Given some set of documents for instance, encoding those documents as Huffman codes is the most space efficient way of encoding them, thus saving space. This however only applies to that set of documents as the codes you end up are dependent on the probability of the tokens/symbols in the original set of documents. The statistics are important because the symbols with the highest probability (frequency) are given the shortest codes. Thus the symbols most likely to be in your data use the least amount of bits in the encoding, making the coding efficient.

The prefix code part is useful because it means that no code is the prefix of another. In morse code for instance A = dot dash and J = dot dash dash dash, how do you know where to break reading the code. This increases the inefficiency of transmitting data using morse as you need a special symbol (pause) to signify the end of transmission of one code. Compare that to Huffman codes where each code is unique, as soon as you discover the encoding for a symbol in the input, you know that that is the transmitted symbol because it is guaranteed not to be the prefix of some other symbol.

Question 5

It's the dual effect of having the most frequent characters using the shortest bit sequences that gives you the savings.

For a concrete example, let's say you have a piece of text that consists of 1024 e characters and 1024 of all other characters combined.

With 8 bits for code, that's a full 2048 bytes used in uncompressed form.

Now let's say we represent e as a single 1-bit and every other letter as a 0-bit followed by its original 8 bits (a very primitive form of Huffman).
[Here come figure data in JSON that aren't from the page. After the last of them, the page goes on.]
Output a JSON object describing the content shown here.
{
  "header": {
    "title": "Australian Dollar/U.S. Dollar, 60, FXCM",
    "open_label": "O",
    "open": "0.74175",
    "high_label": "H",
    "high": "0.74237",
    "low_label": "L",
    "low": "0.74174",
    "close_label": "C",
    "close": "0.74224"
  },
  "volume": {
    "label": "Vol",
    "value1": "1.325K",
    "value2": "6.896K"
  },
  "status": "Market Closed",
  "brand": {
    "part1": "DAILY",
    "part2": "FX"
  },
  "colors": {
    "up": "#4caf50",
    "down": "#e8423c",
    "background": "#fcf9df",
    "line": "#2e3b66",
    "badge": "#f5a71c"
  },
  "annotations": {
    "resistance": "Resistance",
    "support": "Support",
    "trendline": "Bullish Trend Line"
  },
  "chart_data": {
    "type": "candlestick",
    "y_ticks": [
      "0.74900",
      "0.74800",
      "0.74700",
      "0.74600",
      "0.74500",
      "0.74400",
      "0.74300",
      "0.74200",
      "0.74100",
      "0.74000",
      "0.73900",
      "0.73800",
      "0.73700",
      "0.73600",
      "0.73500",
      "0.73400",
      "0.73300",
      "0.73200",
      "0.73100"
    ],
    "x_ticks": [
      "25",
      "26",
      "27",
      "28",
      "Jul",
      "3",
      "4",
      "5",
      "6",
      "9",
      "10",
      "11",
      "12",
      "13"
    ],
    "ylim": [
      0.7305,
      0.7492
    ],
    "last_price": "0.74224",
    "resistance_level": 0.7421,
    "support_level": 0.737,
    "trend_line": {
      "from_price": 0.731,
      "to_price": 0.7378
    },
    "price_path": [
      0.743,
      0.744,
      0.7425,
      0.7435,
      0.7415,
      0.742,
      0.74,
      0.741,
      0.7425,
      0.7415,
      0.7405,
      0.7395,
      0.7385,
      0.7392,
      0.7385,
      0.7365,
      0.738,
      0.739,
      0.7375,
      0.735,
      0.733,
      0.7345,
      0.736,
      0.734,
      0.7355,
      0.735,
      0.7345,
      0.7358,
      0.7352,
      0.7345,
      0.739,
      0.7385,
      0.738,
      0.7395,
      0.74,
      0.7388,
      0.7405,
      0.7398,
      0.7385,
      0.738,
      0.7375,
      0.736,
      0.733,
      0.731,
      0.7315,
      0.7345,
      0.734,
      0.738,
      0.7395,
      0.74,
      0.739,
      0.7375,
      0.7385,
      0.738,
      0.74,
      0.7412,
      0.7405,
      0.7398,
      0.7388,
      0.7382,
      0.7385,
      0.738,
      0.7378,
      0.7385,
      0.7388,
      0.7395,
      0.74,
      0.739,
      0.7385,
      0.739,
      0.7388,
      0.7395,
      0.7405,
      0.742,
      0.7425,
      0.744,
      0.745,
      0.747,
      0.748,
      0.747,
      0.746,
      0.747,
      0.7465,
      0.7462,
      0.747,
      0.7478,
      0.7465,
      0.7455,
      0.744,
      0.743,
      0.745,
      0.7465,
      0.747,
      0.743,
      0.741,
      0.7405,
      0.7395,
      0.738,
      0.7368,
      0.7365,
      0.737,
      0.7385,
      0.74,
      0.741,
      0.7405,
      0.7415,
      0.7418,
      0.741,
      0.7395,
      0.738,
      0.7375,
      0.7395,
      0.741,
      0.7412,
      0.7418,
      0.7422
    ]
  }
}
You can see that half the characters have been expanded from 8 bits to 9, giving 9216 bits, or 1152 bytes. However, the e characters have been reduced from 8 bits to 1, meaning they take up 1024 bits, or 128 bytes.

The total bytes used is therefore 1152 + 128, or 1280 bytes, representing a compression ratio of 62.5%.

You can use a fixed encoding scheme based on the likely frequencies of characters (such as English text), or you can use adaptive Huffman encoding which changes the encoding scheme as characters are processed and frequencies are adjusted. While the former may be okay for input which has high probability of matching frequencies, the latter can adapt to any input.

Question 6

Statistic table can't be wrong, because in general Huffman algorithm, analyze hole text at the beginning, and builds frequent-statistics of the given text, while Morse has a static symbol -code map.

Huffman algorithm uses the advantage of a given text. As an example, if E is most frequent letter in English in general, that doesn't mean that E is most frequent in a given text for a given author.

Another advantage of Huffman algorithm is that you can use it for any alphabet starting from [0, 1] finished Chinese hieroglyphs, while Morse is defined only for English letters

Question 7

So in Morse code, "E" can be represented by a single dot, because it is the most frequent letter. But why? Why is it a dot because of its frequency?
"E" can be encoded to any unique code for a specific code dictionary, so it can be "0", we choose it to be short to save memory, so the average bytes used after encode is minimized.
Why is the probability / statistics of the chars so important to Huffman coding? What happens if the statistics table is wrong?
why do we encode? save space right?　Space used after encode is freq(wordi)*Length(wordi), it is what we should try to minimize, so we choose to assign words with high prob short code greedly to save space.
If the statistics table is wrong, then the encoding is not the best way to save space.